If she was thinking this, I’m sure lots of people are thinking it as well. So I tried to make adjustments. I started writing more posts with lists, such as 5 ways to do this or 4 tips for that. While it was helpful, it wasn’t a perfect fit for me. (It’s not a bad approach at all. I still use it when it feels right for the content.)
I wondered: if answers are what people seem to want, why did this approach not sit completely well with me?
Well, one of the hardest leadership skills that I’m learning is to refrain from giving too much advice. Marshall Goldsmith calls this “giving too much value.” And Michael Bungay Stanier reminds us that “our advice is not as good as we think it is.” (In fact, I'm reading his The Advice Trap right now.) In the Harvard Business Review, Marcus Buckingham and Ashley Goodall call this The Feedback Fallacy (article).
The idea is that any advice I give is presented through my personal lens and lived experience.
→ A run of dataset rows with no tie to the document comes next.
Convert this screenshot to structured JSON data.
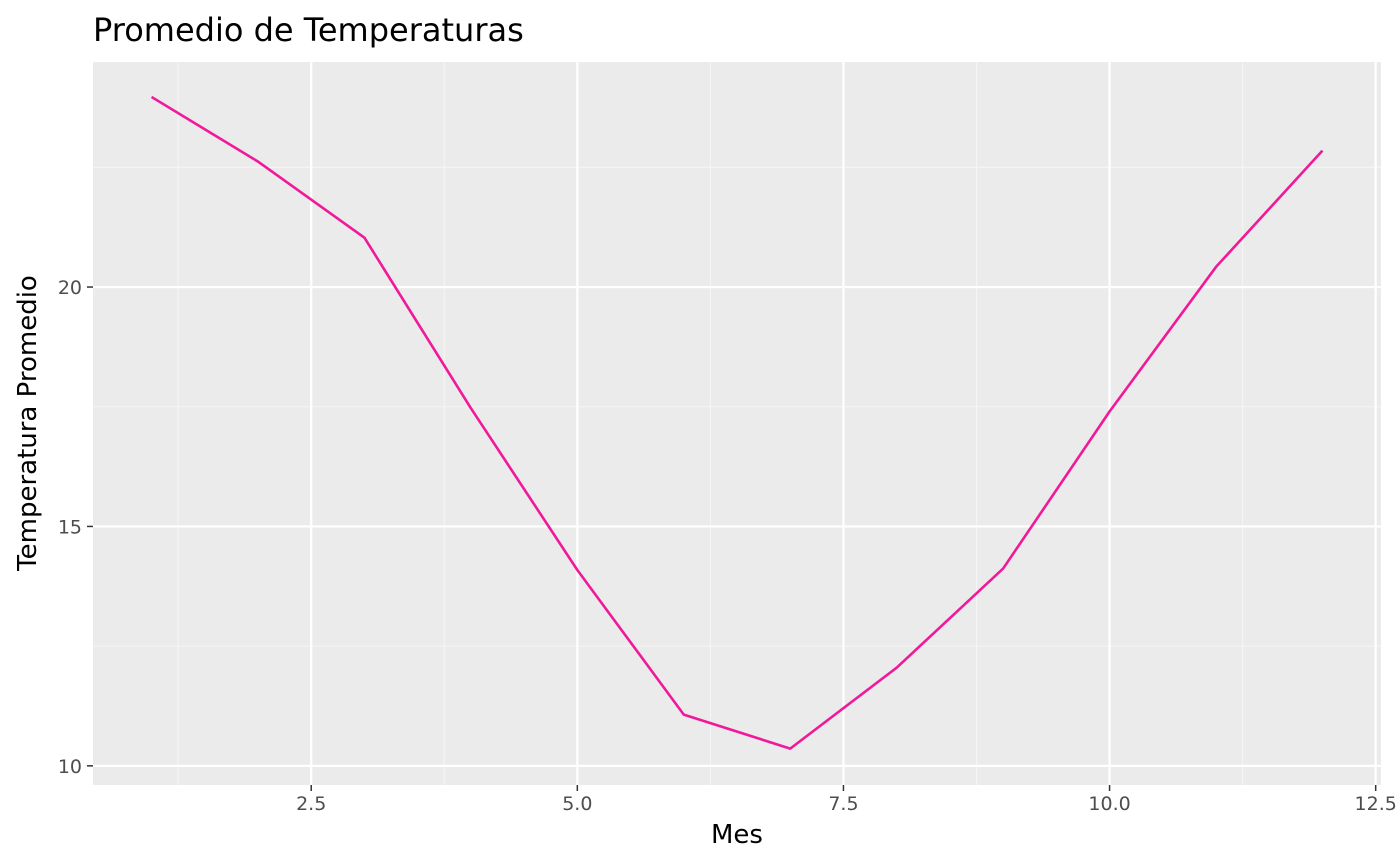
{
  "chart_data": {
    "type": "line",
    "title": "Promedio de Temperaturas",
    "xlabel": "Mes",
    "ylabel": "Temperatura Promedio",
    "xlim": [
      0.45,
      12.55
    ],
    "ylim": [
      9.6,
      24.7
    ],
    "x_ticks": [
      2.5,
      5.0,
      7.5,
      10.0,
      12.5
    ],
    "x_tick_labels": [
      "2.5",
      "5.0",
      "7.5",
      "10.0",
      "12.5"
    ],
    "y_ticks": [
      10,
      15,
      20
    ],
    "y_tick_labels": [
      "10",
      "15",
      "20"
    ],
    "grid": true,
    "legend": "none",
    "series": [
      {
        "color": "#f0199a",
        "x": [
          1,
          2,
          3,
          4,
          5,
          6,
          7,
          8,
          9,
          10,
          11,
          12
        ],
        "values": [
          23.97,
          22.62,
          21.03,
          17.47,
          14.09,
          11.07,
          10.36,
          12.05,
          14.12,
          17.4,
          20.42,
          22.85
        ]
      }
    ],
    "colors": {
      "panel_background": "#ebebeb",
      "grid_major": "#ffffff",
      "grid_minor": "#f5f5f5",
      "tick_text": "#4d4d4d",
      "tick_mark": "#333333"
    }
  }
}
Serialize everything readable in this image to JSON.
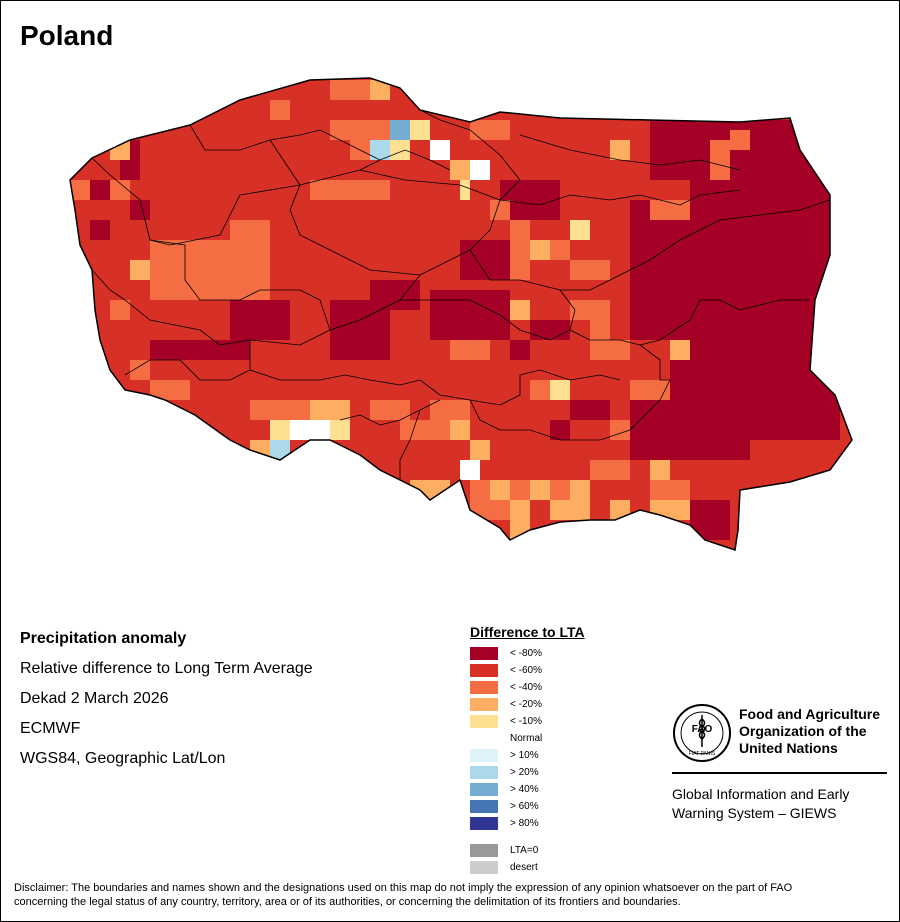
{
  "title": "Poland",
  "info": {
    "heading": "Precipitation anomaly",
    "subtitle": "Relative difference to Long Term Average",
    "period": "Dekad 2 March 2026",
    "source": "ECMWF",
    "projection": "WGS84, Geographic Lat/Lon"
  },
  "legend": {
    "title": "Difference to LTA",
    "classes": [
      {
        "label": "< -80%",
        "color": "#a50026"
      },
      {
        "label": "< -60%",
        "color": "#d73027"
      },
      {
        "label": "< -40%",
        "color": "#f46d43"
      },
      {
        "label": "< -20%",
        "color": "#fdae61"
      },
      {
        "label": "< -10%",
        "color": "#fee090"
      },
      {
        "label": "Normal",
        "color": "#ffffff"
      },
      {
        "label": "> 10%",
        "color": "#e0f3f8"
      },
      {
        "label": "> 20%",
        "color": "#abd9e9"
      },
      {
        "label": "> 40%",
        "color": "#74add1"
      },
      {
        "label": "> 60%",
        "color": "#4575b4"
      },
      {
        "label": "> 80%",
        "color": "#313695"
      }
    ],
    "extra": [
      {
        "label": "LTA=0",
        "color": "#999999"
      },
      {
        "label": "desert",
        "color": "#cccccc"
      }
    ]
  },
  "fao": {
    "name_line1": "Food and Agriculture",
    "name_line2": "Organization of the",
    "name_line3": "United Nations",
    "logo_text": "FAO",
    "logo_motto": "FIAT PANIS",
    "giews_line1": "Global Information and Early",
    "giews_line2": "Warning System – GIEWS"
  },
  "disclaimer_line1": "Disclaimer: The boundaries and names shown and the designations used on this map do not imply the expression of any opinion whatsoever on the part of FAO",
  "disclaimer_line2": "concerning the legal status of any country, territory, area or of its authorities, or concerning the delimitation of its frontiers and boundaries."
}
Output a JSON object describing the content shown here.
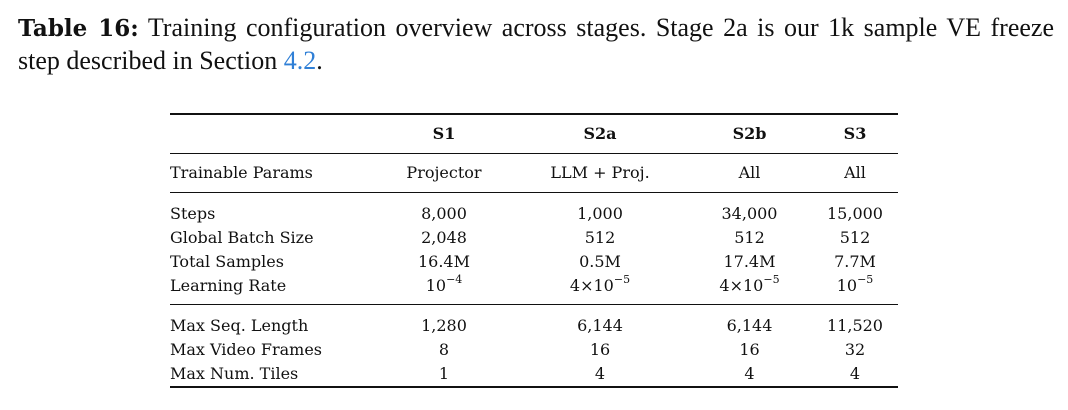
{
  "caption": {
    "label": "Table 16:",
    "text_before_ref": "Training configuration overview across stages. Stage 2a is our 1k sample VE freeze step described in Section",
    "ref": "4.2",
    "text_after_ref": "."
  },
  "table": {
    "columns": [
      "S1",
      "S2a",
      "S2b",
      "S3"
    ],
    "trainable": {
      "label": "Trainable Params",
      "values": [
        "Projector",
        "LLM + Proj.",
        "All",
        "All"
      ]
    },
    "group1": [
      {
        "label": "Steps",
        "values": [
          "8,000",
          "1,000",
          "34,000",
          "15,000"
        ]
      },
      {
        "label": "Global Batch Size",
        "values": [
          "2,048",
          "512",
          "512",
          "512"
        ]
      },
      {
        "label": "Total Samples",
        "values": [
          "16.4M",
          "0.5M",
          "17.4M",
          "7.7M"
        ]
      }
    ],
    "learning_rate": {
      "label": "Learning Rate",
      "values": [
        {
          "mantissa": "",
          "base": "10",
          "exp": "−4"
        },
        {
          "mantissa": "4×",
          "base": "10",
          "exp": "−5"
        },
        {
          "mantissa": "4×",
          "base": "10",
          "exp": "−5"
        },
        {
          "mantissa": "",
          "base": "10",
          "exp": "−5"
        }
      ]
    },
    "group2": [
      {
        "label": "Max Seq. Length",
        "values": [
          "1,280",
          "6,144",
          "6,144",
          "11,520"
        ]
      },
      {
        "label": "Max Video Frames",
        "values": [
          "8",
          "16",
          "16",
          "32"
        ]
      },
      {
        "label": "Max Num. Tiles",
        "values": [
          "1",
          "4",
          "4",
          "4"
        ]
      }
    ]
  }
}
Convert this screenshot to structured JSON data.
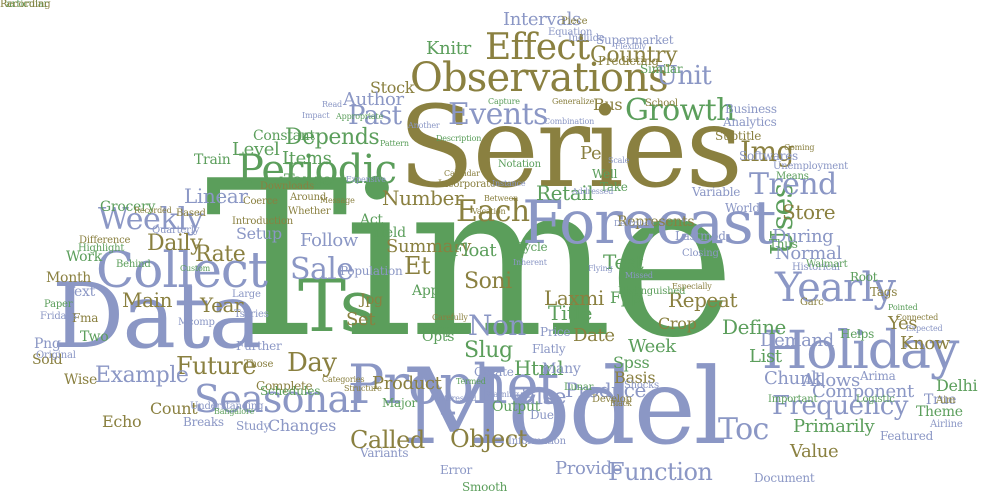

It is unique. And it is also biased. I don’t know your story. I don’t know your situation. I don’t know what challenges you really have. I don’t know how your brain works. My thoughts evolve too. So six months later, I may end up thinking the advice I gave you was terrible.
Also, I can’t make you do anything, think a certain way, or say anything. It just doesn’t work that way. The best outcome is that you want to do it yourself because you were given a reason, agency, and permission. So, when a leader gives advice too frequently or too quickly, it disempowers the receiver. It results in a decrease in agency and increase in dependency.
You are the receiver here. You are smart. You are thoughtful. You think outside of the box. You can apply a thought, prompt, or question to make it relevant to you and what you need. You can also bear the discomfort of not knowing the answer right away. This actually allows you room to daydream and be creative in your solution-seeking.
If you’re reading this, you are probably the kind of person who does this work. You’re doing the work. Not me. You are capable of that. That’s what I hope for you in the work I do. I don’t want to teach you everything I know, because I am really limited. And I want to celebrate that invisible work that is happening in your head. The hard work that you decided to do for yourself and for the cause you care about.
In fact, you are amazing for doing it. And I'm so glad that you're here.